Gradient Descent on logistic regression

Hi team, I have some problem of understanding the following concept

  1. What does dwi-(xi, yi) means here?


" So, with all of these calculations, you’ve just computed the derivatives of the cost function J with respect to each your parameters w_1, w_2 and b. Just a couple of details about what we’re doing, we’re using dw_1 and dw_2 and db as accumulators, so that after this computation, dw_1 is equal to the derivative of your overall cost function with respect to w_1 and similarly for dw_2 and db. So, notice that dw_1 and dw_2 do not have a superscript i, because we’re using them in this code as accumulators to sum over the entire training set."

I an not getting what it means by " we’re using dw_1 and dw_2 and db as accumulators, so that after this computation, dw_1 is equal to the derivative of your overall cost function with respect to w_1 and similarly for dw_2 and db."

does it mean like this
image
represents general derivatives of dj/dw cuz it’s the average?
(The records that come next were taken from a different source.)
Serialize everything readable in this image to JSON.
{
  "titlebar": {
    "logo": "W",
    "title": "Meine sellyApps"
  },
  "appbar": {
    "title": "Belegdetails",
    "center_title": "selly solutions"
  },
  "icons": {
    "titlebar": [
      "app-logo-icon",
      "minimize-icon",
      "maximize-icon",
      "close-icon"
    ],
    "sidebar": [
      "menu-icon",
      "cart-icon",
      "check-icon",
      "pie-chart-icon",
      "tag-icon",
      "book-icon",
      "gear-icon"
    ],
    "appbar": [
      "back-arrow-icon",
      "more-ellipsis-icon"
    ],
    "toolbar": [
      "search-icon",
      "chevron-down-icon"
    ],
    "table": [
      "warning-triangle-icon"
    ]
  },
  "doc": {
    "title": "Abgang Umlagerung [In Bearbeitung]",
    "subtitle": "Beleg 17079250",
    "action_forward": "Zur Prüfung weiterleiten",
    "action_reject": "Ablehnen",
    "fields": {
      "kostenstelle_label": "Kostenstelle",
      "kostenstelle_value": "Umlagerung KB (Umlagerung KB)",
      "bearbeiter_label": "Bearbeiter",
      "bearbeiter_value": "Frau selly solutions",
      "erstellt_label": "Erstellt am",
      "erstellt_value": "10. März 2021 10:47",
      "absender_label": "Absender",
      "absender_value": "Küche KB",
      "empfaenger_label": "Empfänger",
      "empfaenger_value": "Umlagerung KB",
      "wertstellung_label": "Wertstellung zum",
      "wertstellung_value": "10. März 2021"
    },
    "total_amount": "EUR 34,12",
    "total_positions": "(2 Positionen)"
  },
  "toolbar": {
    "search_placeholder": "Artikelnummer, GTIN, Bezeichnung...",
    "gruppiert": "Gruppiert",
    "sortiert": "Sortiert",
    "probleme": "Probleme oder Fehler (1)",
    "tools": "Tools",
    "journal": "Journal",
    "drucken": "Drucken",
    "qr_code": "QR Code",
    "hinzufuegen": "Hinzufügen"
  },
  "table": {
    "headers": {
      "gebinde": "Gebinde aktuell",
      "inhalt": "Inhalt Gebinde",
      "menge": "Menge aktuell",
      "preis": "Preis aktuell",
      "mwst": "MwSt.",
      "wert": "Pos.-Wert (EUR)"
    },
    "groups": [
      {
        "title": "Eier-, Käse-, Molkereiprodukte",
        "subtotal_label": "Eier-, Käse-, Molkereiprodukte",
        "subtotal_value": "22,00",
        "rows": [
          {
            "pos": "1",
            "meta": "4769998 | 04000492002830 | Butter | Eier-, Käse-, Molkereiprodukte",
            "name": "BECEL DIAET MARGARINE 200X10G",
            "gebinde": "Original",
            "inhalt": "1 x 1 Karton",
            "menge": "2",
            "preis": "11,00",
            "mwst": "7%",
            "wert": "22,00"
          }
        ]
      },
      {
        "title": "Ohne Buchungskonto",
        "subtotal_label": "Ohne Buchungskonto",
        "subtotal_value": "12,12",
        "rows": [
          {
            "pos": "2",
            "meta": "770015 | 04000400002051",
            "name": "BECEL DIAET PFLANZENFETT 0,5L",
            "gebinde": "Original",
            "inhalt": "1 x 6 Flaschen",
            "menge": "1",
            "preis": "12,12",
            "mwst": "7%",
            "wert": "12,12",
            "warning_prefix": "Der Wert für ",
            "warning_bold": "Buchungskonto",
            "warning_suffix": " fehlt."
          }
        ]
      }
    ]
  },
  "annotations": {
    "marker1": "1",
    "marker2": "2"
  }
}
Can you try the 2nd assignment of week 2 (Logistic_Regression_with_a_Neural_Network_mindset.ipynb) till exercise 6 and reply to this thread if you have further questions?

Yes, J is the average of the L values over all the samples. But note that taking the average is a linear operation, so the derivative of the average is the average of the derivatives, right? Think about it for a second and that should make sense.

For the first question, I think you’ve drawn the circle in the wrong place. The point is that

dw_1^{(i)} = \displaystyle \frac {\partial L(a^{(i)}, y^{(i)})}{\partial w_1}

That is what he’s showing with the sideways curly bracket there. And you use (x^{(i)}, y^{(i)}) to compute that. The formula for how to do that is on the second slide you show.

Also as Balaji says, this will become several steps more “concrete” when you go through the instructions and the code in the Logistic Regression Assignment.